Well, now *this* is interesting. Mere hours after I express concern that Todd would glide past another one, a Wisconsin all-female jury stuck their collective foot out and tripped him up. Details can be found on icv2.com, but the bottom line is that the jury found in Neil Gaiman’s favor on all nine counts. Among other things, they affirmed Neil’s copyright interest in the characters he created (and you’d think that creator-loving Todd wouldn’t need a group of women in Wisconsin to tell him that, wouldn’t you), that Todd broke assorted contracts, and that Image had no right to use Gaiman’s name and bio without his permission in the Angela trade reprint (Hey! Instant collector’s item!)
The most amusing bit was McFarlane’s attorney stating that the verdict was a “nightmare” since it simultaneously held at Neil had copyright interest in Cagliostro and Spawn, but that there was also a contract in 1997 in which Neil had agreed to transfer the rights in exchange for Todd’s interest in Miracleman. Amazingly, the attorney didn’t seem to realize that both were true because his client had violated the 1997 agreement. It’s like saying, “How can you claim my client saw a stop sign AND broke a traffic law?” Obviously, because the client then ignored the stop sign.
Now…if Todd’s people have *any* brains at all, they settle. Fast. Before the penalty phase. Advantage to Neil? It puts an end to the inevitable appeals that McFarlane will try to run the case through. Advantage to Todd? It means he has some control over how much money he has to pay out. Juries can be weird. Remember how much money they demanded he pay Tony Twist, and that was in a case far more ludicrous than this one.

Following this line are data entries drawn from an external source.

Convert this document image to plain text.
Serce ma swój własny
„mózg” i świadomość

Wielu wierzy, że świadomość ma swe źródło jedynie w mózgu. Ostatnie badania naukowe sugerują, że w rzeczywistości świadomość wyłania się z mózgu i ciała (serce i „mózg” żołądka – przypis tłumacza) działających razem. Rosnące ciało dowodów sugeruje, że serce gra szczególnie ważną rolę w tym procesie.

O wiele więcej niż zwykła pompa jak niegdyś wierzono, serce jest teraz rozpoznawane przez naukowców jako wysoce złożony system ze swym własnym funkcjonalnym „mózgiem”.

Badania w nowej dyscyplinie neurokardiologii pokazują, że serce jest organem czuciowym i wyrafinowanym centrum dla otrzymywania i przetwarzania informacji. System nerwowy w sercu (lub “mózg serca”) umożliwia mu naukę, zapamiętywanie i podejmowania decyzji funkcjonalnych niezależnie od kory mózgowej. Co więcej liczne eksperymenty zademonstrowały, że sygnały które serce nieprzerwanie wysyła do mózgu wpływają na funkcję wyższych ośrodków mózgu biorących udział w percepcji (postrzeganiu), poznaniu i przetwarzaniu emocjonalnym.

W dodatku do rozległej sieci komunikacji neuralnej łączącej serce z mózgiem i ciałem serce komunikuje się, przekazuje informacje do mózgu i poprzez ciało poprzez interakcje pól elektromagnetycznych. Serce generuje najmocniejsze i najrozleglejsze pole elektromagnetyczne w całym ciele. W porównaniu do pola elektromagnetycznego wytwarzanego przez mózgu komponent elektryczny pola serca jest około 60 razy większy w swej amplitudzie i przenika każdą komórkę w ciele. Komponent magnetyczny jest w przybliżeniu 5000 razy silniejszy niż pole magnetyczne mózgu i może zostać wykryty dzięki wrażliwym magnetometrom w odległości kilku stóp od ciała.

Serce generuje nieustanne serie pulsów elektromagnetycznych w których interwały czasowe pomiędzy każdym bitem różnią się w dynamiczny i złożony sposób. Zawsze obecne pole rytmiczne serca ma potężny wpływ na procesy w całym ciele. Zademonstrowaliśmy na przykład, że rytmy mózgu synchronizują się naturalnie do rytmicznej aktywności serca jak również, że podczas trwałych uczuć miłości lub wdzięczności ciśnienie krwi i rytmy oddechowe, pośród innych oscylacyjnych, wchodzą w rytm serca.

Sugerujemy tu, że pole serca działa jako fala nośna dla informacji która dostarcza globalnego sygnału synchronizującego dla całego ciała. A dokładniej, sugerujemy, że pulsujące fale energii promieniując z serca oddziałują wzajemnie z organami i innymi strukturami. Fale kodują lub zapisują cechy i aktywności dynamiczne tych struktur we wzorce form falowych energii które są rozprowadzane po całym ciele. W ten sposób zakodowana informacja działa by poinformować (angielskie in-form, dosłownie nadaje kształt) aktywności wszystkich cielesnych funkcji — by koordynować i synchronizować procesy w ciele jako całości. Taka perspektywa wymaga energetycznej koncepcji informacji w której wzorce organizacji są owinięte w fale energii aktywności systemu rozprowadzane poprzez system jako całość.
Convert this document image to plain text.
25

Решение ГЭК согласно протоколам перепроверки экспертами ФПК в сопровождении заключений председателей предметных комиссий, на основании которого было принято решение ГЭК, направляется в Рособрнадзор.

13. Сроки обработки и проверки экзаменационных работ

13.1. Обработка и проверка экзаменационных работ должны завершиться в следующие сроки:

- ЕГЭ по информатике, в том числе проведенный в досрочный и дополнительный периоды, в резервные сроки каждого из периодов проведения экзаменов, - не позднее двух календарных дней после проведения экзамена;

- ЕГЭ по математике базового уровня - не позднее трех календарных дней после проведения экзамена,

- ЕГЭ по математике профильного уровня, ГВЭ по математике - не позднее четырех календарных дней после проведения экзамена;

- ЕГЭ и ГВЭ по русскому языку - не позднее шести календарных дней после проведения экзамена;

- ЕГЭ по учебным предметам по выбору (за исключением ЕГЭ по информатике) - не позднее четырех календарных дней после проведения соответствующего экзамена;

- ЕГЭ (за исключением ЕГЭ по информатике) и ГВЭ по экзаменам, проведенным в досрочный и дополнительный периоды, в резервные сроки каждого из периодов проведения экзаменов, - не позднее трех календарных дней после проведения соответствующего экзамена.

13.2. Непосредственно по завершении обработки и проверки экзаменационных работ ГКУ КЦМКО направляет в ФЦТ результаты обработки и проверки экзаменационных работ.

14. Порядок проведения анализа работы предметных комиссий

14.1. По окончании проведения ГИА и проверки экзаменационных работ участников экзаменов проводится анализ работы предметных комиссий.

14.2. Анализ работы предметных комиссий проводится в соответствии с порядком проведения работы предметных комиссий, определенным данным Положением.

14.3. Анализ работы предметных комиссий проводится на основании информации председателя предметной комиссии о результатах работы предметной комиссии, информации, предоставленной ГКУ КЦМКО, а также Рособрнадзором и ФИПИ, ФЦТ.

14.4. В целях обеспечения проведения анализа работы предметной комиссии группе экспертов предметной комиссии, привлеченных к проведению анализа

On the other hand, the creator of Spawn may count on being Todd McTeflon and figure he’ll win on appeal. At the very least, he can try to drag it out. And drag it out. And drag it out. Not every judge is the speed demon that Judge Shabaz is. But it seems to me (and I could be wrong) that if Image is found guilty of wrong doing, then the whole company is on the hook. Todd’s partners may be putting a metaphorical gun to Todd’s head at the moment and saying, “Make this go away, NOW, before you bankrupt the whole company.”
Am I happy about this?
God, no. I’m really, really not.
Law suits are grueling, ugly, time consuming, soul-killing affairs. I hate that Neil had to go through it. And I hate that Todd has such weakness of spirit that he gets himself into these things. What a waste of material. What a friggin’ waste.